I was flying with Greg near Morrisville and I got suckered by some clouds to the Northeast and the six knot thermal I found there.  Concluding that the day still had some life, I set off for Burke.  Greg, sensibly, headed for Post Mills, it was after 5pm.  My plan was to get a climb at Burke under good looking clouds, hit the high ground on the far side of the Connecticut river valley (more good clouds), then glide to Twin Mountain and figure it out from there.  The wind was 310-ish at 12, I knew I could expect it to be stronger on the White Mountains, there would be ridge lift and a few isolated thermals on the high ground.  I'd get home.  It was going to be epic.  500K on a difficult day. Well, not quite.

Arriving at Burke, I flew under what were now tired looking clouds with  no lift to speak of.  The only decent prospects were to the North.  So North I went.  Unfortunately, those clouds didn't work much better, so after a brief climb, I took a hard look at the bear country to the East.  I could see bits & pieces of the CT river valley between mountains, it looked doable.  The flight computer agreed. There were some clouds on the near side of the CT valley I knew I could reach, but I was getting less hopeful about making it all work.  Clouds over the higher ground on the far side of the CT valley looked very good.  Those slopes were baking in late afternoon sun, but I didn't have the altitude to get there.

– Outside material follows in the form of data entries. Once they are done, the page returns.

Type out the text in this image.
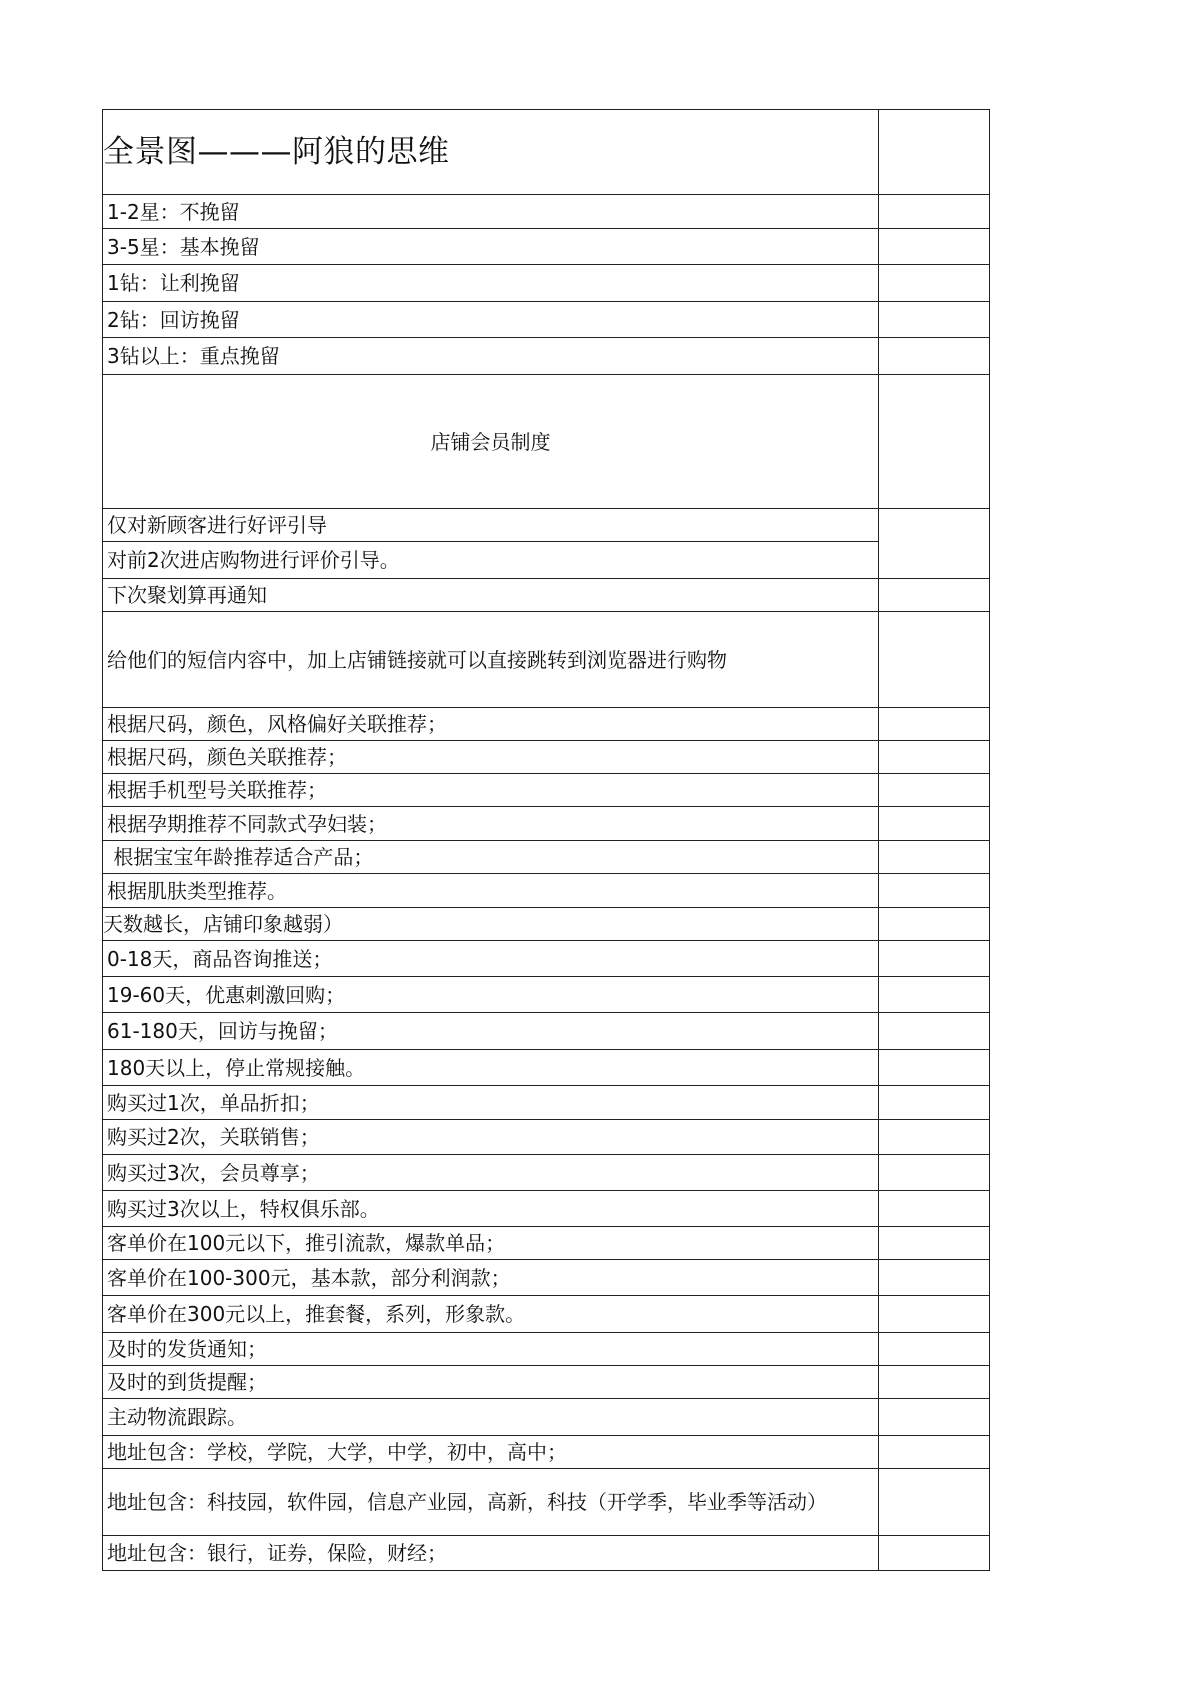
全景图———阿狼的思维	
1-2星：不挽留	
3-5星：基本挽留	
1钻：让利挽留	
2钻：回访挽留	
3钻以上：重点挽留	
店铺会员制度	
仅对新顾客进行好评引导	
对前2次进店购物进行评价引导。	
下次聚划算再通知	
给他们的短信内容中，加上店铺链接就可以直接跳转到浏览器进行购物	
根据尺码，颜色，风格偏好关联推荐；	
根据尺码，颜色关联推荐；	
根据手机型号关联推荐；	
根据孕期推荐不同款式孕妇装；	
根据宝宝年龄推荐适合产品；	
根据肌肤类型推荐。	
天数越长，店铺印象越弱）	
0-18天，商品咨询推送；	
19-60天，优惠刺激回购；	
61-180天，回访与挽留；	
180天以上，停止常规接触。	
购买过1次，单品折扣；	
购买过2次，关联销售；	
购买过3次，会员尊享；	
购买过3次以上，特权俱乐部。	
客单价在100元以下，推引流款，爆款单品；	
客单价在100-300元，基本款，部分利润款；	
客单价在300元以上，推套餐，系列，形象款。	
及时的发货通知；	
及时的到货提醒；	
主动物流跟踪。	
地址包含：学校，学院，大学，中学，初中，高中；	
地址包含：科技园，软件园，信息产业园，高新，科技（开学季，毕业季等活动）	
地址包含：银行，证券，保险，财经；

Contingency time!  I've still got an easy glide to West Burke and Caledonia Co airports, but I'll definitely be landing when I get there.  I know the CT river valley has numerous landable fields and heading that way at least offers a chance of continuing the flight.  Good enough.  Off we go... with only about 4500'.

The rest of the flight was simple enough.  I made the West side of the CT and the clouds there gave me a couple hundred feet.  Still not enough to get on the high ground across the valley.  It's time to re-order the priorities.  Time to stop soaring & start landing.  I'm well within range of the (abandoned?) airport at Groveton, condition unknown.  There aren't any clouds or any other reason to go that way (North) and the airport doesn't have any secondary landing option close by in case the airport for some reason proves unsuitable.  The valley in my immediate vicinity has a bunch of decent fields, including some really big, really flat corn fields (newly sprouted, very landable) and this absolute gem of a newly cut hay field.  It's airport sized and flat, no obvious obstacles, the approach will be over tall trees (just like home, er just like home used to be!), but no issues at all.  

Decision made, I fly across the valley in the rapidly fading hope of getting sucked up those Western facing slopes.  I'm too low with about 80% certainty, but no harm in exploring as long as I don't get carried away.  I press in next to the mountains and I can feel the air bubbling... it's still working up there alright, but I'm not going to connect -- at least without a little more time to explore -- and I am out of time. I'm right at my comfort limit for altitude and it's time to go.

Back to my field... I set up a high left base, turn final, clear the trees, pick a nice smooth spot.

Retrieve logistics are always a little anxiety inducing.  The actual tale is a little tedious. Here are some key words -- you can connect the dots: cell phone, low battery, poor service, text messaging, charger pack, Spot tracker, GPS gibberish (decimal degrees vs decimal minutes vs deg / min / sec), sunset time.

Retrieve arranged, I have some time to amuse myself, so I walk off the landing roll (70 paces), walk the access road (no issues), take some pictures, make friends with the farmer, his wife and kids.  I'm told this field is popular in Winter months with ski plane pilots, and I can see why.  The kids are eyeballing the cockpit and I don't have to be a mind reader to figure it out.  "Would you like to try on the cockpit for size?"

Future Glider Pilots
Lane and Anne played fetch and arrived just after sunset (it's a two hour drive) and we had just enough twilight to get everything in the box.  Afterward, we had a nice dinner in Lancaster.  It sure is nice having friends willing to drop what they are doing to pitch in and help with a retrieve (I'll promise not to make a habit of it)!